By By Nick Mathews
In 2020, during the height of the coronavirus pandemic, I conducted research, interviewing residents of a “news desert,” an area of the country without a reliable local news organization. At a time when residents were in desperate need of news and information – how to get the vaccine, where to get the vaccine, where can they visit, eat, play, etc. – the county’s residents, instead, felt ignored by the regional and state-wide media, and expressed feelings of frustration and, even, fear.
When the nearby metropolitan television news displayed statistical information about the coronavirus, it did not mention this rural county. “We’re not listed,” one person told me. “We’re going to be the afterthought of the afterthought,” another said. One resident said, “No one knows we’re there,” and another, saddened, said, “we don’t get covered, and we’re left out. Left out, very much so. Like we don’t matter.”
Take a brief pause. Read that line again, “like we don’t matter.” This resident, absent a local, community news source and ignored by larger media when media was needed the most, felt like they did not matter as a person. This is what’s at stake in the media industry right now.
Since 2004, about 1,800 newspapers have closed in the United States, according to a team of researchers at the University of North Carolina. About 1,700 of those were weekly newspapers. About 500 of those closures occurred in rural areas, with many of the publications the only news sources for their respective counties. According to the Poynter Institute, about 70 publications have closed since the beginning of the coronavirus. In Minnesota, the International Falls Journal, founded in 1911, and the Southwest Journal in Minneapolis, founded in 1990, closed.
In the wake of many of these closures remain news deserts. According to the University of North Caroline team, there are about 200 counties (of 3,143 total) classified as news deserts, with no daily or weekly newspaper (or equivalent radio or television organization).
During my professional journalism career, I had the good fortune of working side-by-side with incredibly passionate, talented and driven community and weekly journalists. Now in academia, I am exploring the significance of community journalism from the audience perspective, often in the absence of community journalism.
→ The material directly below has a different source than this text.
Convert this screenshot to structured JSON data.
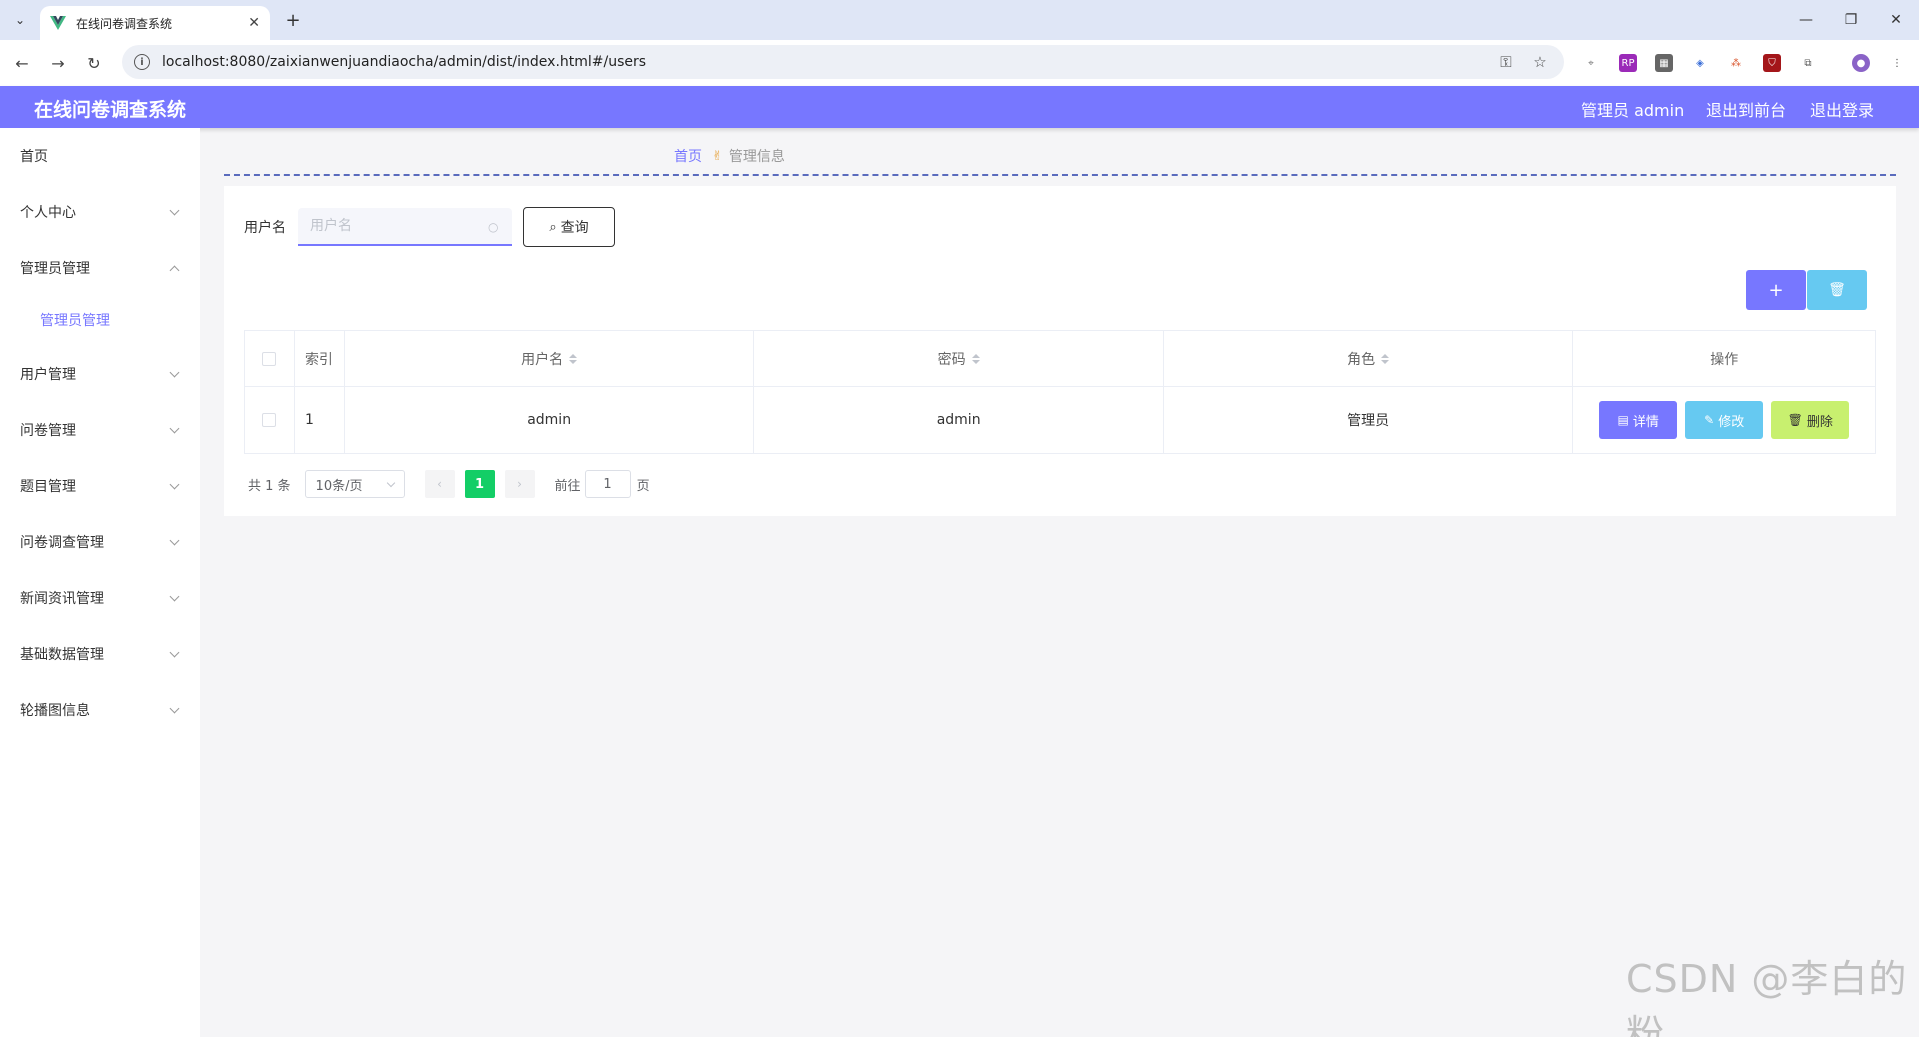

For instance, I interviewed residents of one rural Virginia county who were abandoned following the closure of the 99-year-old weekly newspaper. One resident described feeling lost at a county board meeting, not understanding the discussion in the void of news coverage. “They said, ‘Well, we talked about this at the last meeting,’ ” one woman told me. “Well, how was I supposed to know,” she replied. It was a startling moment for this long-time resident. “There’s a sense of, ‘I don’t know. What don’t I know and why don’t I know?’ ”
Another resident discussed the challenges of finding out basic information about county functions and events, needing to search on multiple websites and social media accounts instead of turning to the one-stop community newspaper. “If you want to be informed, you can be informed,” the resident told me. “But it takes a whole lot more on your part to be informed. It’s not easy like it used to be. Life is harder.”
Simply put, life is harder without a local news organization, which provides basic civic information but also generates the democratic connection between residents and governmental officials. But my main argument, brought forward in my research, is that newspapers are about more than civic coverage, democratic functions and event listings.
Newspapers are community builders. They turn hundreds and thousands of individuals into one community. They support, strengthen and give life to communities.